1) ouça com atenção, com empatia, como se diz hoje em dia. Por empatia estou entendendo o seguinte: estar sintonizado na mesma frequência com a pessoa com quem você está conversando. Então, a ideia é não se evadir, nem física nem mentalmente. Mantendo-se na situação, com abertura afetiva, ainda que isso seja muito difícil e, quando julgar necessário, livre de julgamentos, faça perguntas que incentivem a pessoa em sofrimento a continuar falando, porque isso ajuda a elaborar e a baixar a tensão. Falar sobre o sofrimento pode transformar o modo como se experiencia esse sofrimento e, consequentemente, a visualizar, talvez, outra saída, que não aquela de pular da vida;

2) se possível, estabeleça um pacto com a pessoa para buscar ajuda especializada;

e 3) tenha em mente que nem sempre será possível ajudar alguém que está resolvido a cometer suicídio. Como diz o psiquiatra e psicanalista brasileiro Jorge Forbes, não é para tudo que há remédio nesta vida e, às vezes, o sofrimento ou a circunstância coloca a pessoa em situação limite para a qual não há possibilidade de alívio e na qual a vida já não faz nenhum sentido.

Este foi o caso de Sigmund Freud, o pai da psicanálise, que lutou por quase vinte anos contra um câncer na boca e passou por dezenas de cirurgia, em uma época que os tratamentos disponíveis para esse tipo de doença estavam muito aquém do que conhecemos hoje. Com 81 anos de idade, em sofrimento extremo, Freud optou pela via do suicídio e, em 23 de setembro de 1939, com ajuda de seu médico e amigo Dr. Max Schur, realizou o seu pulo da vida, como escreveu Ernest Jones, no seu Vida e obra de Sigmund Freud, em trecho com o qual finalizo este artigo: “na manhã seguinte, Schur deu a Freud um terço de uma dose de morfina.

Para alguém que havia atingido um ponto tal de exaustão, como Freud, e pelo fato de ser uma pessoa tão distante dos opiatos, essa pequena dose foi suficiente. Ele suspirou aliviado e mergulhou num sono de paz – achava-se evidentemente nos limites do fim de suas reservas.

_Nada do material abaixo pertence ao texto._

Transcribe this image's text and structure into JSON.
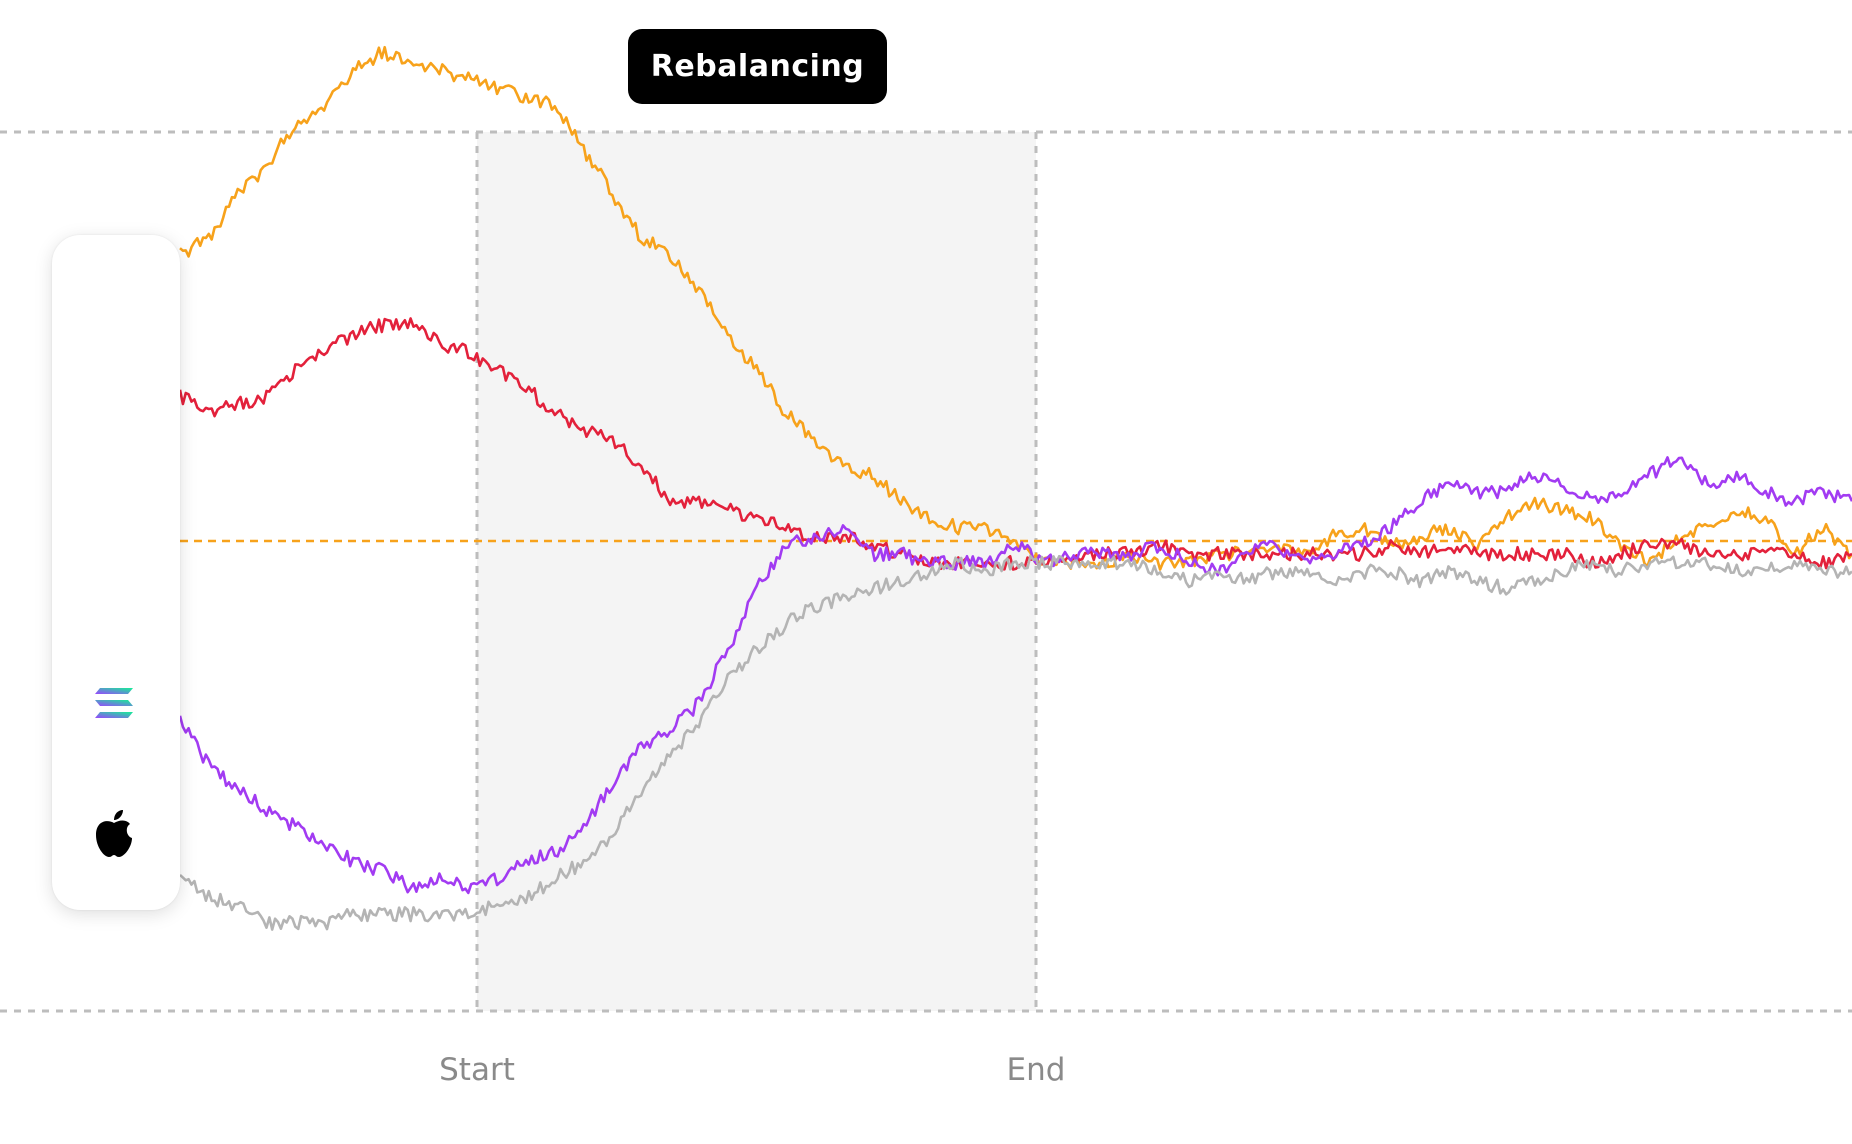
{
  "header": {
    "title": "Rebalancing"
  },
  "colors": {
    "btc": "#F7A21B",
    "tsla": "#E3213B",
    "sol": "#A23BF2",
    "aapl": "#B4B4B4",
    "band": "#F4F4F4",
    "grid": "#BDBDBD",
    "target": "#F7A21B"
  },
  "legend": {
    "items": [
      {
        "icon": "bitcoin-icon",
        "color": "#F7931A"
      },
      {
        "icon": "tesla-icon",
        "color": "#E82240"
      },
      {
        "icon": "solana-icon",
        "color": "#000000"
      },
      {
        "icon": "apple-icon",
        "color": "#B0B4B8"
      }
    ]
  },
  "chart_data": {
    "type": "line",
    "title": "Rebalancing",
    "xlabel": "",
    "ylabel": "",
    "x_tick_labels": [
      "Start",
      "End"
    ],
    "rebalancing_window": {
      "start": "Start",
      "end": "End"
    },
    "grid": "dashed horizontal lines at top and bottom, dashed vertical lines at Start and End",
    "target_line": {
      "color": "#F7A21B",
      "style": "dashed"
    },
    "series": [
      {
        "color": "#F7A21B",
        "values": [
          0.86,
          0.88,
          0.93,
          0.96,
          1.01,
          1.03,
          1.07,
          1.09,
          1.08,
          1.07,
          1.06,
          1.05,
          1.04,
          1.03,
          0.98,
          0.93,
          0.88,
          0.86,
          0.82,
          0.77,
          0.73,
          0.68,
          0.65,
          0.62,
          0.61,
          0.58,
          0.56,
          0.55,
          0.55,
          0.53,
          0.51,
          0.51,
          0.51,
          0.52,
          0.51,
          0.51,
          0.52,
          0.52,
          0.53,
          0.52,
          0.54,
          0.55,
          0.53,
          0.54,
          0.55,
          0.53,
          0.56,
          0.58,
          0.57,
          0.56,
          0.53,
          0.51,
          0.54,
          0.55,
          0.57,
          0.56,
          0.52,
          0.55,
          0.52
        ]
      },
      {
        "color": "#E3213B",
        "values": [
          0.7,
          0.68,
          0.69,
          0.7,
          0.73,
          0.75,
          0.77,
          0.78,
          0.78,
          0.76,
          0.75,
          0.73,
          0.71,
          0.68,
          0.66,
          0.65,
          0.62,
          0.58,
          0.58,
          0.57,
          0.56,
          0.55,
          0.54,
          0.54,
          0.53,
          0.52,
          0.51,
          0.51,
          0.51,
          0.51,
          0.51,
          0.52,
          0.52,
          0.52,
          0.53,
          0.52,
          0.52,
          0.52,
          0.52,
          0.52,
          0.52,
          0.52,
          0.53,
          0.52,
          0.53,
          0.52,
          0.52,
          0.52,
          0.52,
          0.51,
          0.52,
          0.53,
          0.53,
          0.52,
          0.52,
          0.52,
          0.52,
          0.51,
          0.52
        ]
      },
      {
        "color": "#A23BF2",
        "values": [
          0.33,
          0.28,
          0.25,
          0.23,
          0.21,
          0.19,
          0.17,
          0.16,
          0.14,
          0.15,
          0.14,
          0.15,
          0.17,
          0.18,
          0.21,
          0.26,
          0.3,
          0.32,
          0.35,
          0.41,
          0.48,
          0.53,
          0.54,
          0.55,
          0.52,
          0.52,
          0.51,
          0.51,
          0.51,
          0.53,
          0.51,
          0.52,
          0.52,
          0.52,
          0.53,
          0.51,
          0.5,
          0.52,
          0.53,
          0.51,
          0.52,
          0.53,
          0.55,
          0.58,
          0.6,
          0.59,
          0.59,
          0.61,
          0.6,
          0.58,
          0.59,
          0.61,
          0.63,
          0.6,
          0.61,
          0.59,
          0.58,
          0.59,
          0.58
        ]
      },
      {
        "color": "#B4B4B4",
        "values": [
          0.15,
          0.13,
          0.12,
          0.1,
          0.1,
          0.1,
          0.11,
          0.11,
          0.11,
          0.11,
          0.11,
          0.12,
          0.13,
          0.15,
          0.17,
          0.2,
          0.25,
          0.29,
          0.33,
          0.38,
          0.41,
          0.44,
          0.46,
          0.47,
          0.48,
          0.49,
          0.5,
          0.51,
          0.5,
          0.51,
          0.51,
          0.51,
          0.51,
          0.51,
          0.5,
          0.49,
          0.5,
          0.49,
          0.5,
          0.5,
          0.49,
          0.5,
          0.5,
          0.49,
          0.5,
          0.49,
          0.48,
          0.49,
          0.5,
          0.51,
          0.5,
          0.51,
          0.51,
          0.51,
          0.5,
          0.5,
          0.51,
          0.5,
          0.5
        ]
      }
    ]
  }
}
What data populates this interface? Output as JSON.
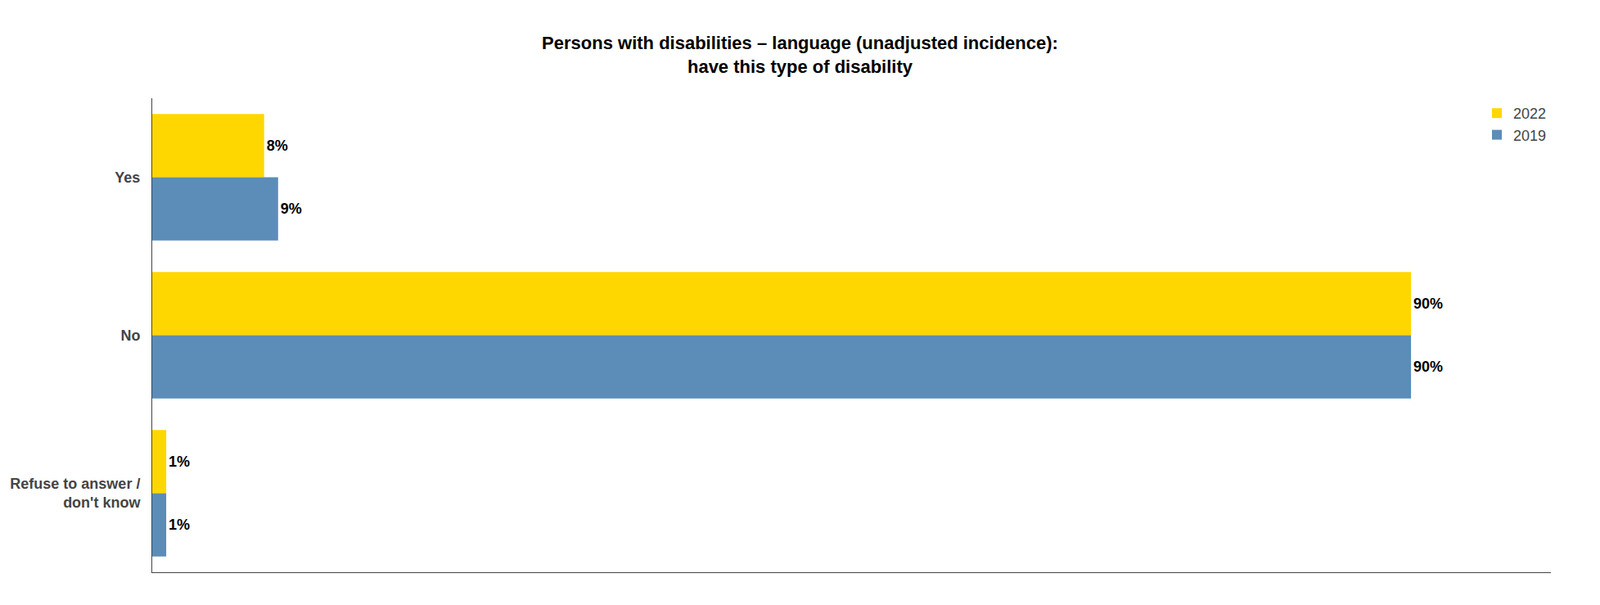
{
  "chart_data": {
    "type": "bar",
    "orientation": "horizontal",
    "title": "Persons with disabilities – language (unadjusted incidence):\nhave this type of disability",
    "categories": [
      "Yes",
      "No",
      "Refuse to answer /\ndon't know"
    ],
    "series": [
      {
        "name": "2022",
        "color": "#FFD700",
        "values": [
          8,
          90,
          1
        ],
        "value_labels": [
          "8%",
          "90%",
          "1%"
        ]
      },
      {
        "name": "2019",
        "color": "#5B8DB8",
        "values": [
          9,
          90,
          1
        ],
        "value_labels": [
          "9%",
          "90%",
          "1%"
        ]
      }
    ],
    "xlim": [
      0,
      100
    ],
    "data_labels": true,
    "tick_labels": "y",
    "grid": false,
    "legend": "upper right"
  }
}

Morreu pouco antes de meia noite, no dia seguinte, 23 de setembro de 1939. Sua longa e trabalhosa vida chegava ao final e os seus sofrimentos terminavam".

Autor

Dr. Francisco Neto   

Dr. Francisco Neto Pereira Pinto

Psicanalista, escritor, membro da Academia de Letras de Araguaína e Região Norte do Tocantins, e professor no PPGDire/UFNT e no Unitpac.

fneto@uft.edu.br

 

 

[i] MELO NETO, J. C. Os melhores poemas. 4 ed. São Paulo: Global, 1994, p. 114.

[ii] FREUD, S. Introdução e conclusão de um debate sobre o suicídio. In: FREUD, S. Obras completas, vol. 9. Observações sobre um caso de neurose obsessiva [o homem dos ratos], uma recordação de infância, de Leonardo da Vince e outros textos. 4 reimp. Tradução de Paulo César de Sousa. São Paulo: Companhia das Letras, 2013, p. 390.

[iii] JONES, E. Vida e obra de Sigmund Freud. 2 ed. Tradução de Marco Aurélio de Moura Mattos. Rio de Janeiro: Jahar, 1975, p. 778.